We have not left our sofas or makeshift home offices since March. Due to COVID constraints, all leisure time has been spent inside, seated in front of a TV or computer. While we have grown accustomed to staying at home, it is becoming increasingly difficult to maintain a healthy level of physical activity.
According to scientific studies, adults need to get 150 to 300 minutes of moderate-to-vigorous exercise per week, to live a healthy life. Unfortunately, approximately one-third of the world's population does not meet this minimum suggested requirement, and only about 5% of people engage in 30 minutes of physical activity per day. Adults who were already failing to meet physical activity guidelines before the COVID-19 pandemic are now spending more time at home and are much less active. We have all succumbed to a sedentary lifestyle.
Sedentary behavior is defined as "spending an excessive amount of time sitting, reclining, or lying down that has a very low energy cost, with little to no exercise"
Sedentary behavior has been related to severe health problems. Obesity is one of the most evident direct consequences of sedentary living. Obesity and sedentary lifestyles account for at least 300,000 premature deaths and $90 billion in direct healthcare costs in the US alone. A study published in Nature associated sedentary behavior with an increased risk of depression.
Another large-scale study found that people who are sedentary are more likely to acquire severe symptoms from COVID-19 infections and are also more likely to die from the disease.
Sedentary behavior, such as lying in front of computer displays during lockdown, has also resulted in the development of poor posture, which many have dubbed a "pandemic posture" epidemic. In the long run, this pandemic posture can lead to migraines, circulation issues, temporomandibular joint dysfunction, tiredness, and arthritis. It is also associated with increased back pain, which may make a person less likely to become active.

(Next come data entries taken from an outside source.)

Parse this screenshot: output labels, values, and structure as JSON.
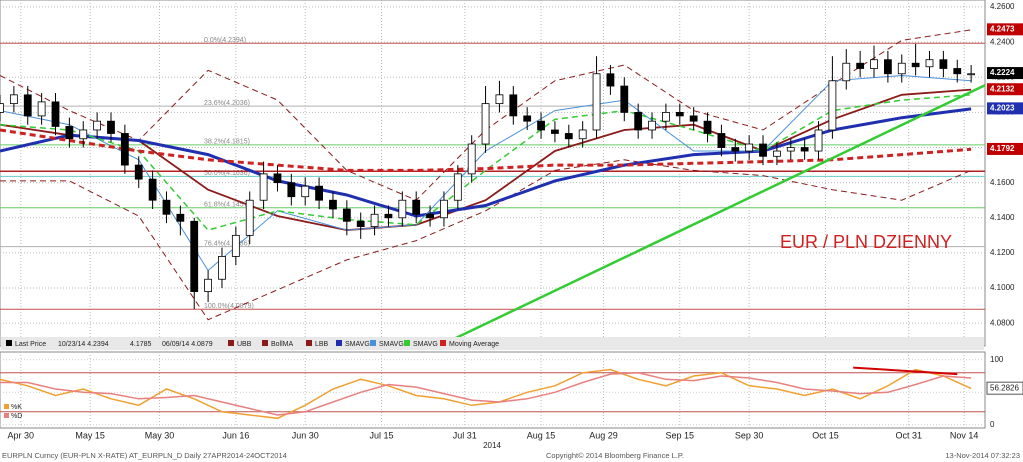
{
  "chart_data": {
    "type": "candlestick",
    "annotation": "EUR / PLN DZIENNY",
    "x_axis_year": "2014",
    "footer": {
      "left": "EURPLN Curncy (EUR-PLN X-RATE) AT_EURPLN_D  Daily 27APR2014-24OCT2014",
      "center": "Copyright© 2014 Bloomberg Finance L.P.",
      "right": "13-Nov-2014 07:32:23"
    },
    "xlim": [
      0,
      142
    ],
    "xticks": [
      {
        "value": 3,
        "label": "Apr 30"
      },
      {
        "value": 13,
        "label": "May 15"
      },
      {
        "value": 23,
        "label": "May 30"
      },
      {
        "value": 34,
        "label": "Jun 16"
      },
      {
        "value": 44,
        "label": "Jun 30"
      },
      {
        "value": 55,
        "label": "Jul 15"
      },
      {
        "value": 67,
        "label": "Jul 31"
      },
      {
        "value": 78,
        "label": "Aug 15"
      },
      {
        "value": 87,
        "label": "Aug 29"
      },
      {
        "value": 98,
        "label": "Sep 15"
      },
      {
        "value": 108,
        "label": "Sep 30"
      },
      {
        "value": 119,
        "label": "Oct 15"
      },
      {
        "value": 131,
        "label": "Oct 31"
      },
      {
        "value": 139,
        "label": "Nov 14"
      }
    ],
    "ylim": [
      4.067,
      4.264
    ],
    "yticks": [
      {
        "value": 4.08,
        "label": "4.0800"
      },
      {
        "value": 4.1,
        "label": "4.1000"
      },
      {
        "value": 4.12,
        "label": "4.1200"
      },
      {
        "value": 4.14,
        "label": "4.1400"
      },
      {
        "value": 4.16,
        "label": "4.1600"
      },
      {
        "value": 4.18,
        "label": "4.1800"
      },
      {
        "value": 4.2,
        "label": "4.2000"
      },
      {
        "value": 4.22,
        "label": "4.2200"
      },
      {
        "value": 4.24,
        "label": "4.2400"
      },
      {
        "value": 4.26,
        "label": "4.2600"
      }
    ],
    "grid": true,
    "x": [
      0,
      2,
      4,
      6,
      8,
      10,
      12,
      14,
      16,
      18,
      20,
      22,
      24,
      26,
      28,
      30,
      32,
      34,
      36,
      38,
      40,
      42,
      44,
      46,
      48,
      50,
      52,
      54,
      56,
      58,
      60,
      62,
      64,
      66,
      68,
      70,
      72,
      74,
      76,
      78,
      80,
      82,
      84,
      86,
      88,
      90,
      92,
      94,
      96,
      98,
      100,
      102,
      104,
      106,
      108,
      110,
      112,
      114,
      116,
      118,
      120,
      122,
      124,
      126,
      128,
      130,
      132,
      134,
      136,
      138,
      140
    ],
    "price": {
      "name": "Last Price",
      "open": [
        4.2,
        4.205,
        4.21,
        4.198,
        4.206,
        4.192,
        4.185,
        4.19,
        4.195,
        4.188,
        4.17,
        4.162,
        4.15,
        4.142,
        4.138,
        4.098,
        4.105,
        4.118,
        4.13,
        4.15,
        4.165,
        4.16,
        4.152,
        4.158,
        4.15,
        4.145,
        4.138,
        4.135,
        4.142,
        4.14,
        4.15,
        4.142,
        4.14,
        4.15,
        4.165,
        4.182,
        4.205,
        4.21,
        4.198,
        4.195,
        4.19,
        4.188,
        4.185,
        4.19,
        4.222,
        4.215,
        4.2,
        4.19,
        4.195,
        4.2,
        4.198,
        4.195,
        4.188,
        4.18,
        4.178,
        4.182,
        4.175,
        4.178,
        4.18,
        4.178,
        4.19,
        4.218,
        4.228,
        4.225,
        4.23,
        4.222,
        4.228,
        4.226,
        4.23,
        4.225,
        4.222
      ],
      "high": [
        4.21,
        4.215,
        4.215,
        4.211,
        4.211,
        4.197,
        4.195,
        4.2,
        4.2,
        4.193,
        4.175,
        4.167,
        4.155,
        4.147,
        4.14,
        4.11,
        4.123,
        4.135,
        4.155,
        4.172,
        4.17,
        4.165,
        4.163,
        4.163,
        4.155,
        4.15,
        4.143,
        4.147,
        4.147,
        4.155,
        4.155,
        4.147,
        4.155,
        4.17,
        4.187,
        4.215,
        4.218,
        4.215,
        4.203,
        4.2,
        4.195,
        4.193,
        4.195,
        4.232,
        4.227,
        4.22,
        4.205,
        4.2,
        4.205,
        4.205,
        4.203,
        4.2,
        4.193,
        4.185,
        4.187,
        4.187,
        4.183,
        4.185,
        4.185,
        4.195,
        4.232,
        4.236,
        4.235,
        4.238,
        4.235,
        4.233,
        4.239,
        4.235,
        4.235,
        4.23,
        4.227
      ],
      "low": [
        4.195,
        4.2,
        4.193,
        4.193,
        4.187,
        4.18,
        4.18,
        4.185,
        4.183,
        4.165,
        4.157,
        4.145,
        4.137,
        4.13,
        4.088,
        4.092,
        4.1,
        4.113,
        4.125,
        4.145,
        4.155,
        4.147,
        4.147,
        4.145,
        4.14,
        4.13,
        4.128,
        4.13,
        4.135,
        4.135,
        4.137,
        4.135,
        4.135,
        4.145,
        4.16,
        4.177,
        4.2,
        4.193,
        4.19,
        4.185,
        4.183,
        4.18,
        4.18,
        4.185,
        4.21,
        4.195,
        4.185,
        4.185,
        4.19,
        4.193,
        4.19,
        4.183,
        4.175,
        4.172,
        4.173,
        4.17,
        4.17,
        4.173,
        4.173,
        4.173,
        4.185,
        4.213,
        4.22,
        4.22,
        4.217,
        4.217,
        4.221,
        4.22,
        4.22,
        4.217,
        4.217
      ],
      "close": [
        4.205,
        4.21,
        4.198,
        4.206,
        4.192,
        4.185,
        4.19,
        4.195,
        4.188,
        4.17,
        4.162,
        4.15,
        4.142,
        4.138,
        4.098,
        4.105,
        4.118,
        4.13,
        4.15,
        4.165,
        4.16,
        4.152,
        4.158,
        4.15,
        4.145,
        4.138,
        4.135,
        4.142,
        4.14,
        4.15,
        4.142,
        4.14,
        4.15,
        4.165,
        4.182,
        4.205,
        4.21,
        4.198,
        4.195,
        4.19,
        4.188,
        4.185,
        4.19,
        4.222,
        4.215,
        4.2,
        4.19,
        4.195,
        4.2,
        4.198,
        4.195,
        4.188,
        4.18,
        4.178,
        4.182,
        4.175,
        4.178,
        4.18,
        4.178,
        4.19,
        4.218,
        4.228,
        4.225,
        4.23,
        4.222,
        4.228,
        4.226,
        4.23,
        4.225,
        4.222,
        4.222
      ]
    },
    "legend_notes": [
      "10/23/14 4.2394",
      "4.1785",
      "06/09/14 4.0879"
    ],
    "line_x": [
      0,
      10,
      20,
      30,
      40,
      50,
      60,
      70,
      80,
      90,
      100,
      110,
      120,
      130,
      140
    ],
    "lines": [
      {
        "name": "UBB",
        "color": "#8b1a1a",
        "dash": true,
        "width": 1,
        "values": [
          4.221,
          4.201,
          4.184,
          4.224,
          4.207,
          4.167,
          4.15,
          4.19,
          4.218,
          4.227,
          4.201,
          4.19,
          4.216,
          4.241,
          4.247
        ]
      },
      {
        "name": "BollMA",
        "color": "#8b1a1a",
        "dash": false,
        "width": 1.8,
        "values": [
          4.193,
          4.187,
          4.184,
          4.156,
          4.141,
          4.133,
          4.136,
          4.15,
          4.178,
          4.19,
          4.193,
          4.178,
          4.196,
          4.21,
          4.213
        ]
      },
      {
        "name": "LBB",
        "color": "#8b1a1a",
        "dash": true,
        "width": 1,
        "values": [
          4.161,
          4.161,
          4.141,
          4.082,
          4.099,
          4.116,
          4.127,
          4.144,
          4.167,
          4.173,
          4.167,
          4.164,
          4.156,
          4.15,
          4.167
        ]
      },
      {
        "name": "SMAVG",
        "color": "#1f2fb0",
        "dash": false,
        "width": 3,
        "values": [
          4.178,
          4.187,
          4.184,
          4.176,
          4.161,
          4.153,
          4.141,
          4.147,
          4.161,
          4.17,
          4.176,
          4.178,
          4.19,
          4.197,
          4.202
        ]
      },
      {
        "name": "SMAVG",
        "color": "#4a90d9",
        "dash": false,
        "width": 1,
        "values": [
          4.201,
          4.193,
          4.173,
          4.11,
          4.144,
          4.133,
          4.136,
          4.178,
          4.201,
          4.207,
          4.178,
          4.178,
          4.218,
          4.221,
          4.218
        ]
      },
      {
        "name": "SMAVG",
        "color": "#33cc33",
        "dash": true,
        "width": 1.5,
        "values": [
          4.193,
          4.19,
          4.178,
          4.133,
          4.144,
          4.139,
          4.136,
          4.167,
          4.196,
          4.201,
          4.19,
          4.178,
          4.201,
          4.207,
          4.21
        ]
      },
      {
        "name": "Moving Average",
        "color": "#cc2222",
        "dash": true,
        "width": 3,
        "values": [
          4.19,
          4.184,
          4.178,
          4.173,
          4.17,
          4.167,
          4.167,
          4.168,
          4.17,
          4.17,
          4.171,
          4.172,
          4.173,
          4.176,
          4.179
        ]
      }
    ],
    "trendline": {
      "color": "#33cc33",
      "x": [
        65,
        142
      ],
      "values": [
        4.0702,
        4.2155
      ]
    },
    "support_line": {
      "color": "#b22222",
      "value": 4.1665
    },
    "fib_levels": [
      {
        "value": 4.2394,
        "label": "0.0%(4.2394)",
        "color": "#c0504d"
      },
      {
        "value": 4.2036,
        "label": "23.6%(4.2036)",
        "color": "#b0b0b0"
      },
      {
        "value": 4.1815,
        "label": "38.2%(4.1815)",
        "color": "#66cc66"
      },
      {
        "value": 4.1636,
        "label": "50.0%(4.1636)",
        "color": "#66cccc"
      },
      {
        "value": 4.1457,
        "label": "61.8%(4.1457)",
        "color": "#66cc66"
      },
      {
        "value": 4.1236,
        "label": "76.4%(4.1236)",
        "color": "#b0b0b0"
      },
      {
        "value": 4.0879,
        "label": "100.0%(4.0879)",
        "color": "#c0504d"
      }
    ],
    "price_labels": [
      {
        "value": 4.2473,
        "color": "#c00000"
      },
      {
        "value": 4.2224,
        "color": "#000000"
      },
      {
        "value": 4.2132,
        "color": "#c00000"
      },
      {
        "value": 4.2023,
        "color": "#1f2fb0"
      },
      {
        "value": 4.1792,
        "color": "#c00000"
      }
    ],
    "oscillator": {
      "x": [
        0,
        4,
        8,
        12,
        16,
        20,
        24,
        28,
        32,
        36,
        40,
        44,
        48,
        52,
        56,
        60,
        64,
        68,
        72,
        76,
        80,
        84,
        88,
        92,
        96,
        100,
        104,
        108,
        112,
        116,
        120,
        124,
        128,
        132,
        136,
        140
      ],
      "ylim": [
        -5,
        112
      ],
      "yticks": [
        0,
        50,
        100
      ],
      "levels": [
        80,
        20
      ],
      "series": [
        {
          "name": "%K",
          "color": "#f0a030",
          "values": [
            70,
            60,
            45,
            55,
            40,
            30,
            55,
            40,
            20,
            15,
            10,
            30,
            55,
            70,
            60,
            45,
            40,
            30,
            35,
            50,
            60,
            80,
            85,
            70,
            60,
            75,
            80,
            60,
            55,
            45,
            55,
            40,
            60,
            85,
            75,
            56
          ]
        },
        {
          "name": "%D",
          "color": "#e88080",
          "values": [
            65,
            65,
            55,
            50,
            48,
            40,
            42,
            45,
            35,
            25,
            15,
            20,
            35,
            50,
            62,
            58,
            48,
            38,
            35,
            40,
            50,
            65,
            78,
            80,
            70,
            68,
            75,
            72,
            65,
            55,
            52,
            48,
            50,
            62,
            75,
            72
          ]
        }
      ],
      "last_label": 56.2826,
      "divergence": {
        "color": "#d00000",
        "x": [
          123,
          138
        ],
        "values": [
          88,
          78
        ]
      }
    }
  }
}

However, a year of sedentary seclusion is unlikely to cause irreparable harm. Even if you have been considerably more sedentary than usual for the greater part of the year, scheduling in just a half-hour of daily physical exercise can begin to reverse those bad effects.
Physical activity and exercise are effective forms of medicine for improving health, preventing sickness, boosting cardiorespiratory fitness, and optimizing immune function. According to an analysis published in Circulation, engaging in 150 minutes of moderate to vigorous exercise each week reduced the risk of coronary heart disease by 14 percent.

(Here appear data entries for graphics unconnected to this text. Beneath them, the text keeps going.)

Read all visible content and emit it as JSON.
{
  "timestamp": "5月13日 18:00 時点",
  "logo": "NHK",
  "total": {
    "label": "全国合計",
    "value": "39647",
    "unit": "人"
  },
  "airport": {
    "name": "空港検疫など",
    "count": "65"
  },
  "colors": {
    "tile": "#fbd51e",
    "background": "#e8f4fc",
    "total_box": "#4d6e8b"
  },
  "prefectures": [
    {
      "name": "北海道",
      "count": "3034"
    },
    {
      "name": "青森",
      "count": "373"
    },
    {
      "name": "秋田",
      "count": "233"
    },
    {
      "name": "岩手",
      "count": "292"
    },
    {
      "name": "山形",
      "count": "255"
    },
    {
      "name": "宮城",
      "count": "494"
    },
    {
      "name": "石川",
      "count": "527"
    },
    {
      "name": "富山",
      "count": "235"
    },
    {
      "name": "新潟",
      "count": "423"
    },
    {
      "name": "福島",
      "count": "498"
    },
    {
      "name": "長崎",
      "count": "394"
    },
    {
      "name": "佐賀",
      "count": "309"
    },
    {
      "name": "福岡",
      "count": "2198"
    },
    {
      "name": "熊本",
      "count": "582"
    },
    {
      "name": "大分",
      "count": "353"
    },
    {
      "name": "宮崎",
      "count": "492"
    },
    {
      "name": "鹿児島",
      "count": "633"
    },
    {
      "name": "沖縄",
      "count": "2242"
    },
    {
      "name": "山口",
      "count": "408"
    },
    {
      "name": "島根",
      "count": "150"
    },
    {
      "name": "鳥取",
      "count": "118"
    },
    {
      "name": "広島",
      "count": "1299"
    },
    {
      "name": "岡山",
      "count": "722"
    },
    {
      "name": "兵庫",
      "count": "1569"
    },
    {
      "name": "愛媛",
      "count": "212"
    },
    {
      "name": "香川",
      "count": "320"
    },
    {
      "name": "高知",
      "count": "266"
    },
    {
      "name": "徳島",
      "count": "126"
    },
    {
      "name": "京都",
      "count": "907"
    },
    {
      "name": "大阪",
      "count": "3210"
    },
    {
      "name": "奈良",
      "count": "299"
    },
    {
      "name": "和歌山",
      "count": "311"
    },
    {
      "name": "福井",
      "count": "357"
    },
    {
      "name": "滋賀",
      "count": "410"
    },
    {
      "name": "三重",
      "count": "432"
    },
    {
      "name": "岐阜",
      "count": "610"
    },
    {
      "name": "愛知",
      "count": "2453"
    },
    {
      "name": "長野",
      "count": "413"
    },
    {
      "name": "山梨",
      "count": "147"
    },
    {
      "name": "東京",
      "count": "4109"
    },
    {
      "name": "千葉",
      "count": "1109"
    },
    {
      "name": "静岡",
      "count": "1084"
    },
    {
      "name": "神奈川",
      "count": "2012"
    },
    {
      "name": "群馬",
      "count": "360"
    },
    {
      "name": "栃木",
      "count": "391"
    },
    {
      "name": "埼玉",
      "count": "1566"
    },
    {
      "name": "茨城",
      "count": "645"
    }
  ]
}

In addition to physical activity, the following can be done to reduce inactive time. Take short active breaks from work, such as getting a quick trip of tea or water, to avoid sitting for too long. Take phone calls while walking around your house or office. Set a timer for every hour while you are working to remind you to take a walk. Make it a daily habit to visit the neighbourhood park. Even something as basic as alternating between sitting and standing every 30 minutes will help.
Take small measures at first. It does not have to be strenuous. Keep the activity levels high! This is especially crucial now, as Covid cases are resurging across the world.